Avec l’arrivée des premiers rayons de soleil, de nombreux foyers prennent la décision de couper leurs radiateurs pour alléger leur facture de chauffage. Pourtant, cette démarche peut se révéler contre-productive. En effet, le chauffage représente déjà près de deux tiers des dépenses énergétiques d’un logement. Pour l’année 2020, les Français ont dépensé en moyenne 1 770 € pour se chauffer. Mal gérée, la fin de la saison de chauffage peut transformer cette dépense en une véritable mauvaise surprise.

EN BREF

  • Couper le chauffage brutalement peut entraîner des coûts supplémentaires.
  • Une méthode progressive permet de mieux gérer la consommation énergétique.
  • La météo doit guider les décisions concernant l’arrêt du chauffage.

Lorsqu’un foyer décide d’éteindre tous ses radiateurs alors que les températures extérieures sont de 15 °C, cela crée un choc thermique. Les murs, encore froids après des mois de chauffage, retiennent l’humidité. À la première baisse de température, la chaudière doit alors redémarrer à plein régime, annulant ainsi les économies espérées.

Ce phénomène, souvent appelé « yo-yo thermique », peut également fragiliser le logement. Les variations de température provoquent des problèmes tels que l’effritement des enduits, l’apparition de moisissures et une diminution de l’efficacité de l’isolation. Les ouvertures, comme les fenêtres, jouent un rôle crucial dans ce processus. D’après l’Agence de l’environnement et de la maîtrise de l’énergie (Ademe), les fenêtres et ouvrants représentent 10 à 15 % des déperditions thermiques.

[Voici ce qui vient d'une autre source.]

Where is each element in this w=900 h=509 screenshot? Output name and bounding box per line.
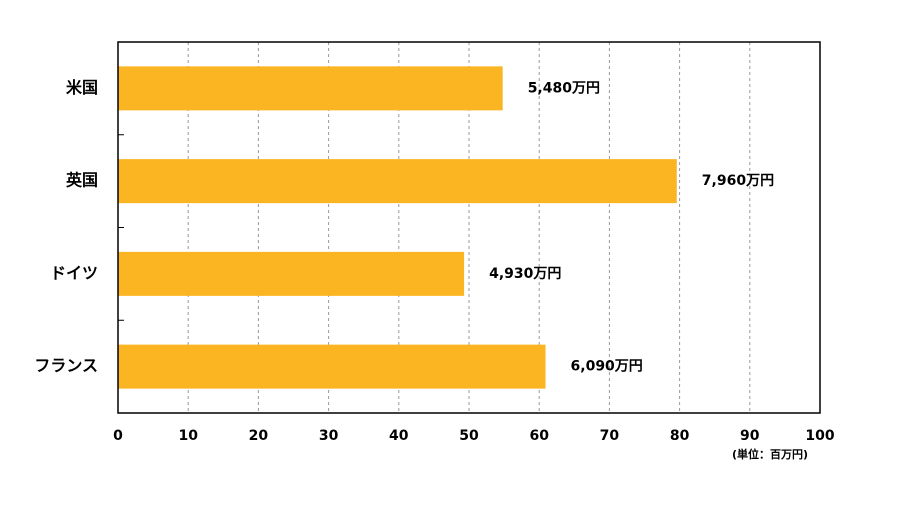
x-tick-label: 0	[113, 428, 123, 444]
y-tick-label: 米国	[66, 78, 98, 97]
x-tick-label: 40	[389, 428, 409, 444]
bar	[118, 344, 546, 389]
data-label: 5,480万円	[528, 80, 600, 96]
data-label: 4,930万円	[489, 266, 561, 282]
x-tick-label: 80	[670, 428, 690, 444]
x-tick-label: 70	[600, 428, 620, 444]
x-tick-label: 60	[529, 428, 549, 444]
y-tick-label: 英国	[65, 171, 98, 190]
x-tick-label: 10	[178, 428, 198, 444]
bar	[118, 251, 465, 296]
x-tick-label: 90	[740, 428, 760, 444]
bar	[118, 159, 677, 204]
y-tick-label: フランス	[34, 356, 98, 375]
data-label: 6,090万円	[571, 359, 643, 375]
plot-frame	[117, 41, 821, 414]
x-tick-label: 30	[319, 428, 339, 444]
x-tick-label: 50	[459, 428, 479, 444]
bar	[118, 66, 503, 111]
y-tick-label: ドイツ	[50, 263, 98, 282]
x-axis-label: (単位：百万円)	[732, 447, 808, 461]
data-label: 7,960万円	[702, 173, 774, 189]
x-tick-label: 20	[249, 428, 269, 444]
x-tick-label: 100	[805, 428, 834, 444]
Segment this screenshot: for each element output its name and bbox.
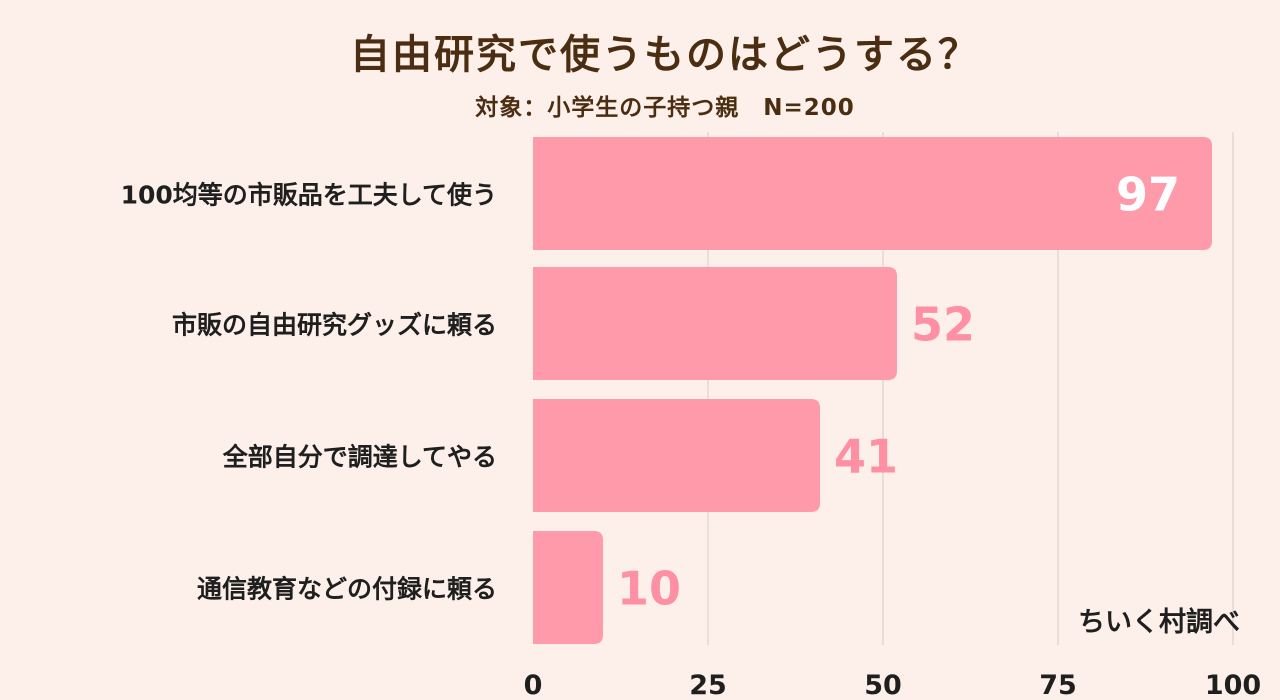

Quand éteindre les radiateurs ?

Il n’existe pas de date officielle pour mettre fin à la période de chauffage, même si celle-ci est souvent considérée comme s’étendant du 15 octobre au 15 avril. La clé pour savoir quand arrêter le chauffage réside dans les conditions météorologiques. Les experts recommandent d’attendre plusieurs jours consécutifs où les températures dépassent 15 °C l’après-midi et où les nuits restent au-dessus de 8 à 10 °C. Gordon Wallis, un spécialiste du chauffage, propose le 30 mars comme date de référence, à ajuster selon la région.

Il est conseillé de conserver une température ambiante de 18 à 19 °C dans les espaces de vie. Une pièce à 18 °C, sans courant d’air, est souvent plus agréable qu’un salon à 21 °C exposé à des flux d’air froid. Alfred Wainwright, célèbre écrivain et alpiniste, soulignait que « il n’y a pas de mauvais temps, seulement de mauvais vêtements ». Pour le confort intérieur, il est également recommandé de maintenir un taux d’humidité entre 45 et 65 % et d’aérer quotidiennement pendant 5 à 10 minutes.

Une stratégie progressive

La première règle pour éviter les erreurs de chauffage est de réduire la température par paliers. Selon les recommandations de l’ADEME, diminuer le chauffage d’un degré permet d’économiser entre 7 et 10 % de la consommation d’énergie. Passer progressivement de 20 à 17 °C sur une période de deux à trois semaines permet de diminuer significativement la consommation tout en laissant le temps aux murs de se déshumidifier.

En parallèle, il est essentiel d’ajuster les réglages des différentes pièces et de la chaudière étape par étape. Cela permet non seulement d’optimiser la gestion de la chaleur dans le logement, mais également d’éviter les désagréments liés à un changement brusque de température.

À l’approche de la fin de l’hiver, il est essentiel de repenser sa stratégie de chauffage. En évitant les erreurs courantes et en adoptant une approche progressive, les foyers peuvent non seulement faire des économies sur leur facture, mais également préserver la qualité de leur logement.